Thursday, January 13, 2011
#63 The Rolling Stones-Sticky Fingers
Artist: The Rolling Stones
Album: Sticky Fingers
I've already reviewed Sticky Fingers here, but, I haven't really put the thing down since my first review, so I feel it deserves another look. While some of the things I said I still believe are true, the album is so good, that a lot of what I considered to be shortcomings I don't view in the same light anymore.
"Brown Sugar" is still one of the most killer opening tracks ever, and it sets the tone for what pretty much every song on the album has some level of fascination with: blues, heroin, and slavery. "Sway" is a much more hopeless song, and in it, life is viewed more as a chore than as anything else. If Let It Bleed was identifying with a lost-dream kind of mindset in 1969, Sticky Fingers is an album where a band has been searching for that dream and are clearly as spiritually lost as ever. "Wild Horses" illustrates peacefulness in being lost with someone, but at least being lost and together has some sort of redeeming quality to it. However, album closer and the best song on the album, "Moonlight Mile," destroys that idea, because even if there's some sort of beauty to being lost and being isolated, the fact that you're alone and surrounded by strangers if anybody at all is truly unsettling. Songs like "Wild Horses" and "Moonlight Mile" are great because of the wide range of emotions they bring out: while there is beauty in the music, there is a haunting sense of paranoia and regret within the lyrics. All of these emotions are reflective of the drugged-out nature of the music as well, which also comes across in Mick Jagger's often-impossible to understand lyrics, which would become a huge part of the next record, Exile On Main Street.

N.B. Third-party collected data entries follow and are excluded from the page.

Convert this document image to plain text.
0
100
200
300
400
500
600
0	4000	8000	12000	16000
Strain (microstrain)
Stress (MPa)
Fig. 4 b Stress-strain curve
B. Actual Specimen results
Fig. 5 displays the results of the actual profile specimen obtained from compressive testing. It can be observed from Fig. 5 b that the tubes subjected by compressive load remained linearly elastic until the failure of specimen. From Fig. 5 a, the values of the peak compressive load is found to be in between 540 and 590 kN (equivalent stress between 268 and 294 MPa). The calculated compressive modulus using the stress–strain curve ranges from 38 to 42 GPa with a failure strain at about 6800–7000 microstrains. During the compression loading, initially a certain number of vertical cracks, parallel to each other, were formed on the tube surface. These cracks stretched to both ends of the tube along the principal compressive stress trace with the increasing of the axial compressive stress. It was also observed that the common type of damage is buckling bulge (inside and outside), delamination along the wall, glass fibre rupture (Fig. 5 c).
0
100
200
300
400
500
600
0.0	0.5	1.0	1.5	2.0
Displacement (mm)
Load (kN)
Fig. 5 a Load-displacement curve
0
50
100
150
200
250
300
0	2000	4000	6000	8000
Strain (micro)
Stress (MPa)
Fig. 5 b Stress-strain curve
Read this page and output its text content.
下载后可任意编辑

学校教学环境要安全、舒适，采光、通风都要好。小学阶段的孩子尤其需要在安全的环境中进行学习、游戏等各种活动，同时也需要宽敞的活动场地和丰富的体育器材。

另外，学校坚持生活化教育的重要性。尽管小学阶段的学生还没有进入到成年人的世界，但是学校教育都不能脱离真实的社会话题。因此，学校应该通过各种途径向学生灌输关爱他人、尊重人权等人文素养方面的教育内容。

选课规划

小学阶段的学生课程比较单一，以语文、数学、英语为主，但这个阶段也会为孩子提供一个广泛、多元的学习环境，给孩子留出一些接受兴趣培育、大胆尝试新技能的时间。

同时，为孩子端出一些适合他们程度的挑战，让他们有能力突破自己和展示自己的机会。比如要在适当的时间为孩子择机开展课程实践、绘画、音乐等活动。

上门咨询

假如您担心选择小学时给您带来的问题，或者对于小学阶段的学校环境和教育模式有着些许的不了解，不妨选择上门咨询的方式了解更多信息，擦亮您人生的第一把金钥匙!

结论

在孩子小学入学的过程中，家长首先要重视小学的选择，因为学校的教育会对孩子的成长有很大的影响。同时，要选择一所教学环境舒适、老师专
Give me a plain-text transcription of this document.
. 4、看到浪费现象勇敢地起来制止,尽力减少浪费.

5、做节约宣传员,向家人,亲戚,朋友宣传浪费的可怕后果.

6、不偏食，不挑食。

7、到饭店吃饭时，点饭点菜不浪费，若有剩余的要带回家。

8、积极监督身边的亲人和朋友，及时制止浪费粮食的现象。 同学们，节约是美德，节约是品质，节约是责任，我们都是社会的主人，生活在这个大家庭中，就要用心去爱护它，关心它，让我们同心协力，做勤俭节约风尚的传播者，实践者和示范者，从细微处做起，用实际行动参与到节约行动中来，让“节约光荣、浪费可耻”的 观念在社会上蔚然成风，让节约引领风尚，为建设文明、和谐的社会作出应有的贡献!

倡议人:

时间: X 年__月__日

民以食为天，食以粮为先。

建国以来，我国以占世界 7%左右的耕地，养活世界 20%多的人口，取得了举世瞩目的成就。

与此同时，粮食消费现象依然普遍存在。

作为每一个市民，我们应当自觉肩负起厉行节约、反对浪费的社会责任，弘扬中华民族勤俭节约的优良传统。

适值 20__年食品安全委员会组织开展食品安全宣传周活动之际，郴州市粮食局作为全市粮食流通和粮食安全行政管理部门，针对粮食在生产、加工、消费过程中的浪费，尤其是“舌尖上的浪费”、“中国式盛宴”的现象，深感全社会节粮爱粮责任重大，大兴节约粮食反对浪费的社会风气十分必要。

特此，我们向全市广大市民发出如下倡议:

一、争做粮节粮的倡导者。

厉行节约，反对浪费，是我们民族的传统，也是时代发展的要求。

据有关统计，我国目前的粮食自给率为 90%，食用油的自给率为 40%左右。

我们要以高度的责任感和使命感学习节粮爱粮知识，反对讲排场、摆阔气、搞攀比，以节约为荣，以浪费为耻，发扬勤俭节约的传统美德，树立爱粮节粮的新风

Along with the cerebral and the regret and angst of the songs mentioned, there is also an important decadence that the subject matters in the songs brings out. There is an upside to the drugs and the lifestyle, and The Stones don't shy away from it at all. "Brown Sugar" celebrates the forbidden fruit in the form of sexual relations with slave women. "Can't You Hear Me Knockin'" is a junkie dying for a hit, but the upbeat music and saxophone outro make it much more upbeat than some of the other songs on the album. "Bitch" celebrates how a woman can have the exact same effect on a man that junk can. And in one of their countriest songs to date, "Dead Flowers" lets that woman know that drugs make a fine substitute if the woman doesn't want to be with the man anymore.
There are songs which directly illustrate the pain of being without junk, and "Sister Morphine" and "I Got The Blues" paint a picture that nobody would want to experience in terms of helplessness and need. Sticky Fingers as a whole is paranoid, dark, deranged, and an album which is really messed up. When The Stones awake from their decadence (to a degree, at least), in 1973, it would be the end of some of the greatest music of the rock and roll era. Few albums are as stylistically diverse and true to one subject as Sticky Fingers is, and over the course of the record, you go up and down with the band. It's really a fantastic record, and one that deserves your attention just as much as their other classics.